Свет молнии, звук грома и ощущение мгновенно обданного холодом тела слились для Левина в одно впечатление ужаса.
– Боже мой! Боже мой, чтоб не на них! – проговорил он.
И хотя он тотчас же подумал о том, как бессмысленна его просьба о том, чтоб они не были убиты дубом, который уже упал теперь, он повторил ее, зная, что лучше этой бессмысленной молитвы он ничего не может сделать.
Добежав до того места, где они бывали обыкновенно, он не нашел их.
Они были на другом конце леса, под старою липой, и звали его. Две фигуры в темных платьях (они прежде были в светлых), нагнувшись, стояли над чем-то. Это были Кити и няня. Дождь уже переставал, и начинало светлеть, когда Левин подбежал к ним. У няни низ платья был сух, но на Кати платье промокли насквозь и всю облепило ее. Хотя дождя уже не было, они все еще стояли в том же положении, в которое они стали, когда разразилась гроза. Обе стояли, нагнувшись над тележкой с зеленым зонтиком.

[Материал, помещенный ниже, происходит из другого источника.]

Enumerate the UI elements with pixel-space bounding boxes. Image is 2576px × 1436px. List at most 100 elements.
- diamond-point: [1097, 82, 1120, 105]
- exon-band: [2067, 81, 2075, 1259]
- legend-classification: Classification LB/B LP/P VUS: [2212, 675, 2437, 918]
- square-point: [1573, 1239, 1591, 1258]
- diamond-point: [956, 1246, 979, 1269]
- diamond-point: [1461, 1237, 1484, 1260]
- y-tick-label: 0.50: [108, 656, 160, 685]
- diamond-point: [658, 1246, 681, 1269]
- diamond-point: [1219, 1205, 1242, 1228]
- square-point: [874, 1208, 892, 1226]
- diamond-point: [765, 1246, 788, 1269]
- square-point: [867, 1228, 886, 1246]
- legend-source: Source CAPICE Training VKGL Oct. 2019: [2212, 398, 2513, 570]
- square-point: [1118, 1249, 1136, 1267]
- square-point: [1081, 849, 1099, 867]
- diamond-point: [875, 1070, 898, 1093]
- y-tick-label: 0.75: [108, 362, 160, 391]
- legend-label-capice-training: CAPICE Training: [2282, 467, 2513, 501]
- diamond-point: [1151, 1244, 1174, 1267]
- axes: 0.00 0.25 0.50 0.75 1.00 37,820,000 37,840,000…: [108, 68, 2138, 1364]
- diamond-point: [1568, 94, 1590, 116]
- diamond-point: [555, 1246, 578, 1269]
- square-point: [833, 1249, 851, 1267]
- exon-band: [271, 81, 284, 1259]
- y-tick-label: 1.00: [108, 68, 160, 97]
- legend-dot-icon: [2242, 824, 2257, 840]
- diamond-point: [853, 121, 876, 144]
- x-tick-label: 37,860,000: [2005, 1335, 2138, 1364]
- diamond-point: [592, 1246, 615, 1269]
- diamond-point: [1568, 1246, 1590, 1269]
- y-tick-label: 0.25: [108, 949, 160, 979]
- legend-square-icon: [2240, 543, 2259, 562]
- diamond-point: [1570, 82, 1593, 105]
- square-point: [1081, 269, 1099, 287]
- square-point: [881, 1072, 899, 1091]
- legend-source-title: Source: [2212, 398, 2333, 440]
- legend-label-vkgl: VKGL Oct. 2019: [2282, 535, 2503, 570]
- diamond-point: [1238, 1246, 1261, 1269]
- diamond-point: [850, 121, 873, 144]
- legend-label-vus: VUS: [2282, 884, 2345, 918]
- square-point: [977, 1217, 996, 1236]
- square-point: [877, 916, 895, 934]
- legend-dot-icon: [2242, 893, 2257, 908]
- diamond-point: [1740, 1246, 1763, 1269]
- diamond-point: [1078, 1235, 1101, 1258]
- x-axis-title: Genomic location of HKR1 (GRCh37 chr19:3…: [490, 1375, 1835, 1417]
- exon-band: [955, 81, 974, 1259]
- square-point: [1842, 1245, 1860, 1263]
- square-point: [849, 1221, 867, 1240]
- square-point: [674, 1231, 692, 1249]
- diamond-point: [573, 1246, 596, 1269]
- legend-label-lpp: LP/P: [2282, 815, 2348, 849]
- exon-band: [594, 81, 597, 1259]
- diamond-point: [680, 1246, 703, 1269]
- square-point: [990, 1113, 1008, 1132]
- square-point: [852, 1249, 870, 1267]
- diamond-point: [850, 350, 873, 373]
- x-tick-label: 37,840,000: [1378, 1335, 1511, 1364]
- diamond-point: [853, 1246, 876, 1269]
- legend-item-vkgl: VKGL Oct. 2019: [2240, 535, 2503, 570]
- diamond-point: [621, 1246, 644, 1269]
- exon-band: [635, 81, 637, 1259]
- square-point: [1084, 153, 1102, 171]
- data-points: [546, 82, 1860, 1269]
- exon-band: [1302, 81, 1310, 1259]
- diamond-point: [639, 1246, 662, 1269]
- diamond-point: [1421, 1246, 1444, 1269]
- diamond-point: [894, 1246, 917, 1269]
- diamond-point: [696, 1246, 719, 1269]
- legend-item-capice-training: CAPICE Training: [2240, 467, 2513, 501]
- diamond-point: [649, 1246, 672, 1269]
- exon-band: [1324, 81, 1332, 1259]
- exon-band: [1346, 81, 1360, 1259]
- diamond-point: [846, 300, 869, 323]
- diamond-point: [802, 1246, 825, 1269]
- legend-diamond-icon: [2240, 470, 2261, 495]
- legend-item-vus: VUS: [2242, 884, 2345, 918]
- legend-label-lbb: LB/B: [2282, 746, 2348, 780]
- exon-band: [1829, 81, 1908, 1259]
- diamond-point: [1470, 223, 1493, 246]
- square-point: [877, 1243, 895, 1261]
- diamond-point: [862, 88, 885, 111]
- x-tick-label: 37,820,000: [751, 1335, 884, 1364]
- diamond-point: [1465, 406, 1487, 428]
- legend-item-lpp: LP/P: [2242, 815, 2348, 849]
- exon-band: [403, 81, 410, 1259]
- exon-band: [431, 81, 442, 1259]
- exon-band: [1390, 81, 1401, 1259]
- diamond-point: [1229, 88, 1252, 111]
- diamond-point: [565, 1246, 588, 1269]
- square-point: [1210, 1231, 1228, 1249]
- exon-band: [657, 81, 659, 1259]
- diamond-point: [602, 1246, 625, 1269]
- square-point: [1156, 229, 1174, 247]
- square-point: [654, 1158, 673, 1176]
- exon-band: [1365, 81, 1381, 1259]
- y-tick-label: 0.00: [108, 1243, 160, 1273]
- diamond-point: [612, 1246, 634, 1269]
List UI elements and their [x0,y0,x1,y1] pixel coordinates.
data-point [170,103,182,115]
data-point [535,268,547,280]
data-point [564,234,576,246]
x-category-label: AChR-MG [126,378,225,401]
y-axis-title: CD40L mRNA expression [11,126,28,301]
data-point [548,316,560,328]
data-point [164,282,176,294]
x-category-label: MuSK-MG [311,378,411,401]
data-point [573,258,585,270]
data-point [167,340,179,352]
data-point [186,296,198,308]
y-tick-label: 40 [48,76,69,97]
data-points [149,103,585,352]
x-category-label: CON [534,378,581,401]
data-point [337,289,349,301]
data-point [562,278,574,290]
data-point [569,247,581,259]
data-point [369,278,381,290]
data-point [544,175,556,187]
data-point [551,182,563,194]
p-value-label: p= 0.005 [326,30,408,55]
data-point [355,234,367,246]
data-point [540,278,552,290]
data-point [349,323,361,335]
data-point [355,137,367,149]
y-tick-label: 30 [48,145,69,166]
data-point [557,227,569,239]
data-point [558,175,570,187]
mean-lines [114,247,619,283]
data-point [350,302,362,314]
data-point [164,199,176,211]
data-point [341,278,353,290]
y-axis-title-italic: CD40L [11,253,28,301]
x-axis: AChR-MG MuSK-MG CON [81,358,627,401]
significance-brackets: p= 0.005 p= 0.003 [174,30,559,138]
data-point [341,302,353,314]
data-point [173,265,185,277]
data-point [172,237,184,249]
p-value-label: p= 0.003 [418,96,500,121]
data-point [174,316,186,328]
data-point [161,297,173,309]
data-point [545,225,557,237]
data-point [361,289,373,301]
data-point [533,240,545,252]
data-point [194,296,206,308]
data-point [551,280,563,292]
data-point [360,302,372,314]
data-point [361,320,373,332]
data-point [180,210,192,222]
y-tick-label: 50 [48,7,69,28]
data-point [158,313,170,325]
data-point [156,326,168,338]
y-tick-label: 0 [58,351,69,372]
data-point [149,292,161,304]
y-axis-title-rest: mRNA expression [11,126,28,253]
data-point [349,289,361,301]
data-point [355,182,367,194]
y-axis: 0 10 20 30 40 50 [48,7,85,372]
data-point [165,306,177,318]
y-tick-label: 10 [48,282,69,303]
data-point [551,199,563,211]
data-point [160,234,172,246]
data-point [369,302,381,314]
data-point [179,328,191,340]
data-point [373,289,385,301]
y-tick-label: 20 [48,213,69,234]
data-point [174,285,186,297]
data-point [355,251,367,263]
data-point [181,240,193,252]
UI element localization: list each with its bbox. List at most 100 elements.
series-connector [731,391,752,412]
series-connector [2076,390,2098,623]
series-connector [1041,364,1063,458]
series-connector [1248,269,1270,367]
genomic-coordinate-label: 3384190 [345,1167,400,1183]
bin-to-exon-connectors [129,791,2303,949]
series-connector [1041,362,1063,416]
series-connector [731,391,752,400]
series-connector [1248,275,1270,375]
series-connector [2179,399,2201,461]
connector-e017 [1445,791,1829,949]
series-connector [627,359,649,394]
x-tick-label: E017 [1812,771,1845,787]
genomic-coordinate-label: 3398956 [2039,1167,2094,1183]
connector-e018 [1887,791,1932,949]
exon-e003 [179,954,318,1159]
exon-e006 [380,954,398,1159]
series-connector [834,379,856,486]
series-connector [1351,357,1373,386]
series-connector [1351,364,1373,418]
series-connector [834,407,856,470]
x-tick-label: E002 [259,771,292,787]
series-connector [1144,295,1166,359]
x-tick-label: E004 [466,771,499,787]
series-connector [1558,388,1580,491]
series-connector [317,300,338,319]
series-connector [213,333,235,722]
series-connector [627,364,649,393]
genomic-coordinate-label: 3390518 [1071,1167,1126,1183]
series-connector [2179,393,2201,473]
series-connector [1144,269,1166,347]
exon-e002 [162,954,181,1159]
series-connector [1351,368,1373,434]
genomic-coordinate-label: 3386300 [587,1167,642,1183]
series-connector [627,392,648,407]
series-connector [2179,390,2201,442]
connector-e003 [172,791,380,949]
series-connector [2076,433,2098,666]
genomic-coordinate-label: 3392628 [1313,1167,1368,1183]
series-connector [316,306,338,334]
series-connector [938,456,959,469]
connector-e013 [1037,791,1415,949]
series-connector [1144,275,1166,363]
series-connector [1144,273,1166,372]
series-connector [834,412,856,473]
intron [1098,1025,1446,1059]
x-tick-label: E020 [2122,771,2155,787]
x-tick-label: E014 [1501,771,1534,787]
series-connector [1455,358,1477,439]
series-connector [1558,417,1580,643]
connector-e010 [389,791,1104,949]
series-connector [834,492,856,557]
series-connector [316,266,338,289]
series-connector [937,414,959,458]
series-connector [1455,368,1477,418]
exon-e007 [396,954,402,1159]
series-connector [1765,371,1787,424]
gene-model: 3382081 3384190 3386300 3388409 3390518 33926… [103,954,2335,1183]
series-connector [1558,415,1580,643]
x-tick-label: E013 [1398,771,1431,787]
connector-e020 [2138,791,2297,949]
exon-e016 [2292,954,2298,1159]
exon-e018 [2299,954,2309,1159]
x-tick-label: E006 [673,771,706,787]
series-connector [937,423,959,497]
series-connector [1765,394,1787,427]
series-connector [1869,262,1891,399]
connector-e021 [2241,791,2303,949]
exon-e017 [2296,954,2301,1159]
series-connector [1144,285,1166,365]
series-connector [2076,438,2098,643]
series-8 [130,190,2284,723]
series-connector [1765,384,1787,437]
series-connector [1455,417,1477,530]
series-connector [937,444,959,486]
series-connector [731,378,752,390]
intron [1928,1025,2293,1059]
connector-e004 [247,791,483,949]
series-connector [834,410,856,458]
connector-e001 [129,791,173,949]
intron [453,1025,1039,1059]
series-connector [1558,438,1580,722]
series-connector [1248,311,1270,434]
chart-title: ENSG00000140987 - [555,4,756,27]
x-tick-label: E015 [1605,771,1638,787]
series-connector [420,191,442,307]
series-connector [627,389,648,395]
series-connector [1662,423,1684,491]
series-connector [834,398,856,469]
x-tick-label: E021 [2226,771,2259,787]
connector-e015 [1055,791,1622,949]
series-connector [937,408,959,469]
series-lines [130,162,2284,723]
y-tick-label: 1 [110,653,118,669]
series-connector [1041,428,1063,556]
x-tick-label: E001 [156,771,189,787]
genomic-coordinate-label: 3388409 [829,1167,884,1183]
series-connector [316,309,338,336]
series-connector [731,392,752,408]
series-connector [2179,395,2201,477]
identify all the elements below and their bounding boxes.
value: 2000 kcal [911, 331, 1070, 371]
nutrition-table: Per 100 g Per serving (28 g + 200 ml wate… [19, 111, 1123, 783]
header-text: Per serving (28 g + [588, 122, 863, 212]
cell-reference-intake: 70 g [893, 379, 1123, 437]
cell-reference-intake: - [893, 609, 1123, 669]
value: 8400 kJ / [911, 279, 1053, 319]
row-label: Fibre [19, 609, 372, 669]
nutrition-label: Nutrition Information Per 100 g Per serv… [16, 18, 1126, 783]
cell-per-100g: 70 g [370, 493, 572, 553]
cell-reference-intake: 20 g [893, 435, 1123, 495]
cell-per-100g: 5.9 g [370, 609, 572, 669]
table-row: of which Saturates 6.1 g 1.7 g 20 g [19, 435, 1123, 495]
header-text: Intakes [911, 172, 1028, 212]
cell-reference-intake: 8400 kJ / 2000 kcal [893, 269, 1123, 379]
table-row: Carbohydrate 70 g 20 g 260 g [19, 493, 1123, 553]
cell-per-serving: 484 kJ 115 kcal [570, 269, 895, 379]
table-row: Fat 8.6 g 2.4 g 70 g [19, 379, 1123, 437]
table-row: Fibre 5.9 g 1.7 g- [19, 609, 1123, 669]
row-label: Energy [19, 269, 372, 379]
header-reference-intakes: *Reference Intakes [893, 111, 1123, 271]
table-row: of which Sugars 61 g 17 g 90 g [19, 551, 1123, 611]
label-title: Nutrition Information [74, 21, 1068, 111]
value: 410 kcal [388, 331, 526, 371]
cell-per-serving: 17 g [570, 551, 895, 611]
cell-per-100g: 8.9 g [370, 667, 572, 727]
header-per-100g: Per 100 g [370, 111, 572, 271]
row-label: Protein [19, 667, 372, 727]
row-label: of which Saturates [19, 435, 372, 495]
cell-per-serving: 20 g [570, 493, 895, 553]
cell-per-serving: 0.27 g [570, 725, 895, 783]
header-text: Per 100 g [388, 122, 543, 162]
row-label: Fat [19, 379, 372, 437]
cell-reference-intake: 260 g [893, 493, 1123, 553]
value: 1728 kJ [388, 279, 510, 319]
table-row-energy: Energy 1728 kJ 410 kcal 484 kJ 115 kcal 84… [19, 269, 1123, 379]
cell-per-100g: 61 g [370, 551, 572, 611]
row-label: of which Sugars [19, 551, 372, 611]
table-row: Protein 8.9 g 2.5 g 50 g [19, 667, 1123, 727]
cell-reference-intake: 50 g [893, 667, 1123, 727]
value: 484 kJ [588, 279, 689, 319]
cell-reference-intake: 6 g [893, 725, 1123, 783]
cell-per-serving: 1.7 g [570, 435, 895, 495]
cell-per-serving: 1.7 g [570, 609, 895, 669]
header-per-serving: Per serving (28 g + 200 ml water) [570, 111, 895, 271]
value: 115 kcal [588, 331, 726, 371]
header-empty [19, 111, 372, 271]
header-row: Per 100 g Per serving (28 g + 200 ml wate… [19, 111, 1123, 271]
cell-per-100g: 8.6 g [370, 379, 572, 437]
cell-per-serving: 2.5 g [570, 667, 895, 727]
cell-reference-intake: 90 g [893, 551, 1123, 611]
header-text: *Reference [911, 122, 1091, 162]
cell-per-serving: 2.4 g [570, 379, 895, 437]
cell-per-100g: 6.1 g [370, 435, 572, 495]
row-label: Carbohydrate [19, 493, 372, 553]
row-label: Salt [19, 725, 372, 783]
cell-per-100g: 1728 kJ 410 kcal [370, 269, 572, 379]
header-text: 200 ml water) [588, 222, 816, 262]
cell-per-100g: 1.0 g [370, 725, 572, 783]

– Живы? Целы? Слава богу! – проговорил он, шлепая по неубравшейся воде сбивавшеюся, полною воды ботинкой и подбегая к ним.
Румяное и мокрое лицо Кити было обращено к нему и робко улыбалось из-под изменившей форму шляпы.
– Ну, как тебе не совестно! Я не понимаю, как можно быть такой неосторожной! – с досадой напал он на жену.
– Я, ей-богу, не виновата. Только что хотели уйти, тут он развозился. Надо было его переменить. Мы только что… – стала извиняться Кити.
Митя был цел, сух и не переставая спал.
– Ну, слава богу! Я не знаю, что говорю!
Собрали мокрые пеленки; няня вынула ребенка и понесла его. Левин шел подле жены, виновато за свою досаду, потихоньку от няни, пожимая ее руку.